What's more, heroin withdrawal is an extremely simple problem to treat. If the notorious private contractor doing medical services for the Washington County Jail at the time had simply injected Pitkin with a couple bucks' worth of buprenorphine when her symptoms didn't quickly clear up, it's a virtual certainty she'd be alive today. (Though The Oregonian does not specify why she wasn't bailed out, the fact that her bail was set at a deranged $44,444 may have something to do with it.)

But they didn't, and so Madaline Pitkin is dead. As I learned with Sierra Zurn, it turns out that underfunded, poorly managed county jails can sometimes be just as brutally merciless to white people as they are to blacks — and it's very likely the Washington County Jail is one of the better ones.

Of course, the lesson to draw from those anecdotes is not some "All Lives Matter" nonsense. Instead, one should think that if a middle-class white person can get it that bad, imagine how much worse it must be for black high school dropouts, who are incarcerated something like 100 times more frequently.

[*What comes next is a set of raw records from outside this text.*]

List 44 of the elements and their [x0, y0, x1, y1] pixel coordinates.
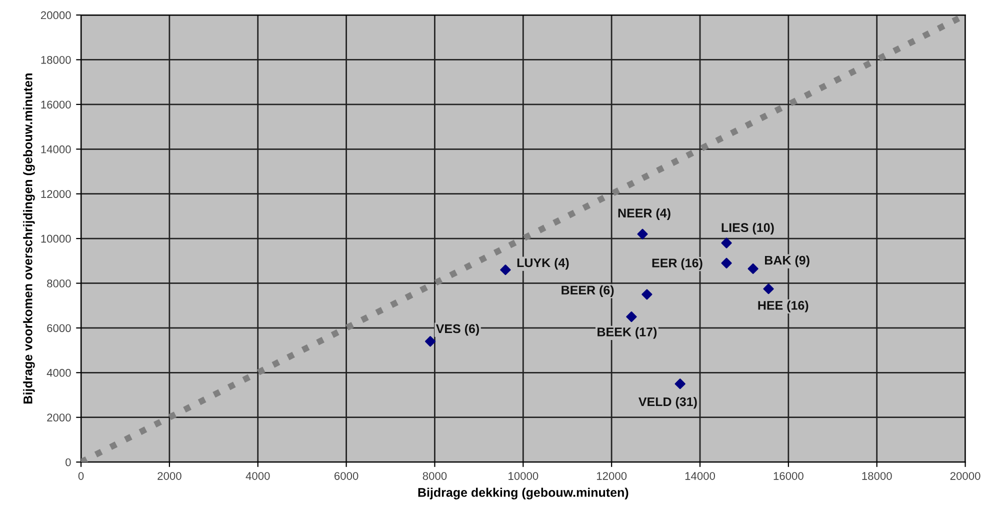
point: [763, 284, 774, 294]
annotation: EER (16): [652, 258, 702, 270]
point: [500, 264, 511, 276]
annotation: VES (6): [436, 324, 479, 336]
annotation: BAK (9): [765, 255, 810, 268]
y-tick-label: 12000: [41, 190, 71, 198]
y-tick-label: 18000: [41, 56, 71, 64]
y-tick-label: 16000: [41, 100, 71, 109]
x-tick-label: 20000: [950, 472, 980, 480]
annotation: LIES (10): [722, 222, 774, 234]
point: [748, 263, 758, 274]
annotation: BEER (6): [562, 285, 614, 298]
y-axis-title: Bijdrage voorkomen overschrijdingen (gebouw.minuten: [23, 74, 35, 404]
y-tick-label: 0: [66, 458, 71, 466]
y-tick-label: 6000: [47, 324, 71, 332]
y-tick-label: 14000: [41, 145, 71, 154]
x-tick-label: 0: [78, 472, 84, 480]
y-tick-label: 10000: [41, 234, 71, 243]
y-tick-label: 2000: [47, 414, 71, 422]
x-tick-label: 18000: [862, 472, 892, 480]
annotation: LUYK (4): [517, 258, 569, 270]
point: [626, 311, 637, 322]
point: [637, 228, 648, 240]
annotation: HEE (16): [758, 300, 808, 312]
annotation: VELD (31): [638, 396, 697, 409]
x-axis-title: Bijdrage dekking (gebouw.minuten): [418, 488, 628, 500]
x-tick-label: 12000: [596, 472, 627, 480]
x-tick-label: 14000: [685, 472, 716, 480]
x-tick-label: 10000: [508, 472, 538, 480]
annotation: BEEK (17): [598, 327, 657, 339]
y-tick-label: 4000: [46, 368, 71, 377]
x-tick-label: 4000: [246, 472, 270, 480]
x-tick-label: 8000: [422, 472, 447, 480]
x-tick-label: 16000: [774, 472, 804, 480]
y-tick-label: 8000: [47, 280, 71, 288]
x-tick-label: 6000: [334, 472, 358, 480]
point: [721, 258, 732, 268]
annotation: NEER (4): [618, 208, 670, 220]
point: [424, 336, 436, 347]
point: [674, 378, 686, 390]
y-tick-label: 20000: [40, 11, 71, 20]
point: [721, 238, 732, 248]
point: [642, 289, 652, 300]
x-tick-label: 2000: [158, 472, 182, 480]
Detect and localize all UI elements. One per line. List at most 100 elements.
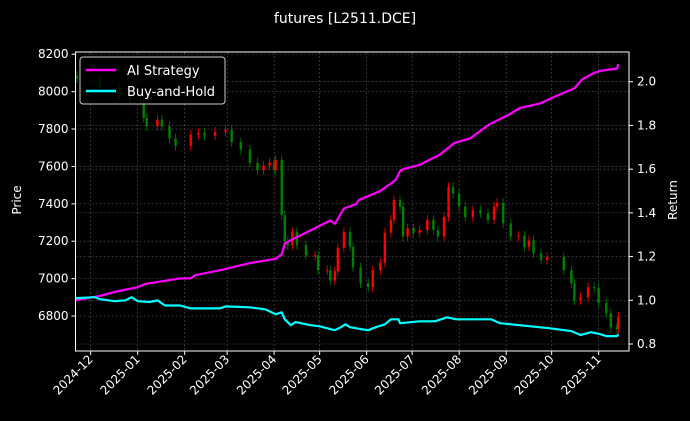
candle-body <box>509 223 512 237</box>
candle-body <box>168 126 171 139</box>
candle-body <box>401 206 405 237</box>
candle-body <box>406 228 409 237</box>
candle-body <box>389 219 393 233</box>
candle-body <box>239 142 242 150</box>
y-tick-label-left: 6800 <box>38 309 69 323</box>
x-tick-label: 2025-08 <box>419 352 464 397</box>
y-tick-label-left: 8200 <box>38 47 69 61</box>
y-tick-label-right: 1.2 <box>637 250 656 264</box>
candle-body <box>351 246 355 268</box>
legend-box <box>79 56 226 105</box>
candle-body <box>342 231 346 248</box>
candle-body <box>447 187 450 217</box>
chart-title: futures [L2511.DCE] <box>274 11 416 27</box>
x-tick-label: 2025-03 <box>187 352 232 397</box>
candle-body <box>224 129 227 132</box>
candle-body <box>145 117 148 127</box>
legend: AI Strategy Buy-and-Hold <box>79 56 226 105</box>
candle-body <box>262 165 265 171</box>
candle-body <box>436 230 440 237</box>
candle-body <box>545 257 549 260</box>
candle-body <box>605 302 608 314</box>
y-tick-label-left: 8000 <box>38 85 69 99</box>
candle-body <box>573 283 576 301</box>
candle-body <box>304 244 308 256</box>
candle-body <box>418 230 421 233</box>
candle-body <box>160 119 164 127</box>
candle-body <box>295 231 299 245</box>
candle-body <box>495 202 499 207</box>
grid <box>75 52 629 351</box>
y-tick-label-right: 2.0 <box>637 75 656 89</box>
candle-body <box>283 215 286 242</box>
candle-body <box>359 267 362 284</box>
candle-body <box>592 287 596 289</box>
ai-strategy-line <box>75 63 620 302</box>
buy-and-hold-line <box>75 296 620 338</box>
x-tick-label: 2025-04 <box>234 352 279 397</box>
candle-body <box>617 316 620 330</box>
candle-body <box>451 187 455 194</box>
y-tick-label-right: 1.6 <box>637 162 656 176</box>
candle-body <box>174 138 177 146</box>
candle-body <box>256 162 259 171</box>
candle-body <box>75 75 79 79</box>
candle-body <box>197 132 200 135</box>
candle-body <box>348 231 352 247</box>
return-lines <box>75 63 620 338</box>
candle-body <box>464 206 467 217</box>
y-tick-label-right: 1.4 <box>637 206 656 220</box>
x-tick-label: 2025-11 <box>558 352 603 397</box>
candle-body <box>248 149 252 163</box>
candle-body <box>336 247 340 272</box>
candle-body <box>326 270 329 272</box>
y-tick-label-left: 7600 <box>38 159 69 173</box>
candlesticks <box>75 71 620 334</box>
candle-body <box>274 159 277 171</box>
y-tick-label-right: 1.8 <box>637 118 656 132</box>
candle-body <box>379 262 382 271</box>
candle-body <box>398 200 402 207</box>
candle-body <box>432 219 435 231</box>
y-tick-label-right: 1.0 <box>637 293 656 307</box>
candle-body <box>579 297 582 301</box>
candle-body <box>268 162 271 166</box>
y-tick-label-left: 7800 <box>38 122 69 136</box>
candle-body <box>366 283 370 288</box>
x-tick-label: 2025-05 <box>279 352 324 397</box>
candle-body <box>539 253 543 260</box>
candle-body <box>156 119 159 127</box>
candle-body <box>492 206 496 220</box>
candle-body <box>609 313 613 328</box>
candle-body <box>479 210 482 214</box>
plot-frame <box>75 51 630 352</box>
candle-body <box>280 159 283 216</box>
candle-body <box>442 216 446 237</box>
y-tick-label-left: 7400 <box>38 197 69 211</box>
candle-body <box>615 327 619 330</box>
candle-body <box>392 200 396 220</box>
candle-body <box>486 213 490 220</box>
candle-body <box>562 257 565 271</box>
candle-body <box>527 240 531 247</box>
x-tick-label: 2025-10 <box>511 352 556 397</box>
candle-body <box>501 202 505 224</box>
x-tick-label: 2024-12 <box>50 352 95 397</box>
y-axis-label-left: Price <box>10 185 24 214</box>
y-tick-label-left: 7000 <box>38 272 69 286</box>
candle-body <box>203 132 206 136</box>
candle-body <box>371 270 374 288</box>
candle-body <box>586 287 590 298</box>
candle-body <box>230 129 233 143</box>
candle-body <box>189 134 192 146</box>
legend-label-bh: Buy-and-Hold <box>127 85 215 100</box>
y-axis-label-right: Return <box>666 180 680 220</box>
candle-body <box>471 210 475 217</box>
candle-body <box>383 232 387 263</box>
x-tick-label: 2025-06 <box>326 352 371 397</box>
x-tick-label: 2025-09 <box>466 352 511 397</box>
candle-body <box>313 255 317 257</box>
candle-body <box>517 235 520 237</box>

That brings me to Mississippi, where a great many of those poor black people live. There, the slow decline of mass incarceration has turned into a fiscal crisis for many rural counties, as Ryan Grim reports. It turns out many of those counties have grown to depend on warehousing thousands of state prisoners, for which they are paid a daily fee. With the slow decline of mass incarceration, local officials are loudly talking up the economic benefits of having tons of people in cages, most of them black — where, in a grim echo of history, they can be forced to work for little or nothing.

Respecting the constitutional rights of prisoners is important, and doubly so for jail inmates, the large majority of whom have not been convicted of a crime. But it's also expensive. Threadbare counties in the Deep South looking to boost their incarcerated populations solely to make some cash is just about guaranteed to lead to even more abuse and death. That's the attitude that puts the suicide rate in jails at 46 per 100,000, as of the most recent statistics. That's over three times that of state prisoners and 3.5 times that of the general population. Of the 967 people who died in jail in 2013, 738 had not been convicted of a crime.

And lo and behold, Mississippi's jails are also brimming over with nightmarish stories. The ACLU recently settled a lawsuit against a local town for running an illegal debtor's prison. Here's a guy who died after being arrested for stealing a lawnmower. Here's a guy who died serving a sentence for marijuana possession. Here's a woman who died from heroin withdrawal. Here's a diabetic who died from lack of insulin. And on, and on, and on.

The criminal justice system is the bedrock of American government. But without a genuine respect for due process, and proper funding thereof, it can become a brutal micro-tyranny.